Added Jan. 14, 2019, 6:49 p.m.: Maine's chief federal judge announced today that as of Friday, the federal courts in Maine will be out of money. They're still required by federal law to operate (that is, process new and pending civil, criminal and bankruptcy cases), but, as Chief Judge John Levy told us, "we'll be doing it with fewer people, and fewer resources."


The federal Department of Housing and Urban Development is one of the agencies most affected by the shutdown, and one of the agencies that are most woven into the everyday lives of Americans.

Right now, HUD is very close to entirely closed, and that means it’s not completing the loans it usually offers to help people buy homes. These include Federal Housing Administration loans, which are designed to help people buy or improve their homes and enable some first-time buyers to get a home they might not be able to afford otherwise.

HUD’s closure also means funding for rental assistance for low-income families, older people and people with disabilities, known as Section 8, has or will soon expire, which puts families at risk of eviction. More than 3,800 Maine families use Section 8.

House Democrats have launched an investigation claiming HUD has mishandled the shutdown.

Meanwhile, the Department of Veterans Affairs is still issuing loans under its housing programs, because the agency has been fully funded for FY19.
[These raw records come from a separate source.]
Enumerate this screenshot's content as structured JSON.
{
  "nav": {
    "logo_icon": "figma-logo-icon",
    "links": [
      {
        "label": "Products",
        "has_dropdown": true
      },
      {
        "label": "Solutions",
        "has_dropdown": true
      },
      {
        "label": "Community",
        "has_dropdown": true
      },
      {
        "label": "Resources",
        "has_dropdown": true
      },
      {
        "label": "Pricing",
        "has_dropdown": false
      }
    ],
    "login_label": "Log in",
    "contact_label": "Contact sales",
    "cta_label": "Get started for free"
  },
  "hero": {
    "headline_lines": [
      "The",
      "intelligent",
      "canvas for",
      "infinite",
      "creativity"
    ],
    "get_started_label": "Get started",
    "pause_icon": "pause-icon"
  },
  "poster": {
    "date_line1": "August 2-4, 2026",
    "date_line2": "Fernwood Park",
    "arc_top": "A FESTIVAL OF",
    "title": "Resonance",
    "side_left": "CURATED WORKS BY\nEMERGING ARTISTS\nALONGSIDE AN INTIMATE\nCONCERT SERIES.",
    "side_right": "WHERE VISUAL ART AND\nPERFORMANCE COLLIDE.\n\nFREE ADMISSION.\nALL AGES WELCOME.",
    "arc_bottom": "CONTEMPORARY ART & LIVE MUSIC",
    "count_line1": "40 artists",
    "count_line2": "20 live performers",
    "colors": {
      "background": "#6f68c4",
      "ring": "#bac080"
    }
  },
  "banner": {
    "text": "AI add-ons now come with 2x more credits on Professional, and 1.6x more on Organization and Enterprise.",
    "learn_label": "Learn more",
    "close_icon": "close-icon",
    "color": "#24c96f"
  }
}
Many lenders also rely on the IRS for income verification for mortgages — that agency is also closed.


Added Jan. 14, 2019, 6:35 p.m.: Federal employees missed their first paycheck on Friday, and airports around the country are reporting longer waits and some terminal closures, as TSA agents (who are working without pay) haven't come to work. In Maine, the union that represents the agents says things are getting tough. Gabriel Pedreira with the American Federation of Government Employees district office for New York and New England says the average TSA agent only makes about $35,000, and that's not enough to live without a payday for long. But at the Portland Jetport, at least, there haven't been any delays or issues so far.

The Transportation Security Administration has kept on TSA agents, air traffic controllers and customs and immigration officials as essential personnel. There haven’t been any reports of slowdowns at Maine’s airports, but there have been reports around the country of agents calling in sick so they can go to other jobs.

All of this could mean delays for travelers, and although airports are taking steps to avoid this, it could affect safety.

The union that represents the air traffic controllers at Portland’s Jetport says that important trainings have been put on hold, and that this shutdown is exacerbating what’s already an ongoing staffing crisis.

More resources

Parents who are affected by the shutdown can apply for free or reduced-price meals through their local school district.

The Good Shepherd Food Bank has food pantries around the state.

Some credit unions and banks in Maine are offering loans and other services for employees who aren’t getting paid during the shutdown. For example, Town and Country Credit Union in South Portland is offering loan deferments and low-interest “furlough loans.” And Down East Credit Union is offering similar loans, payroll advances and other services.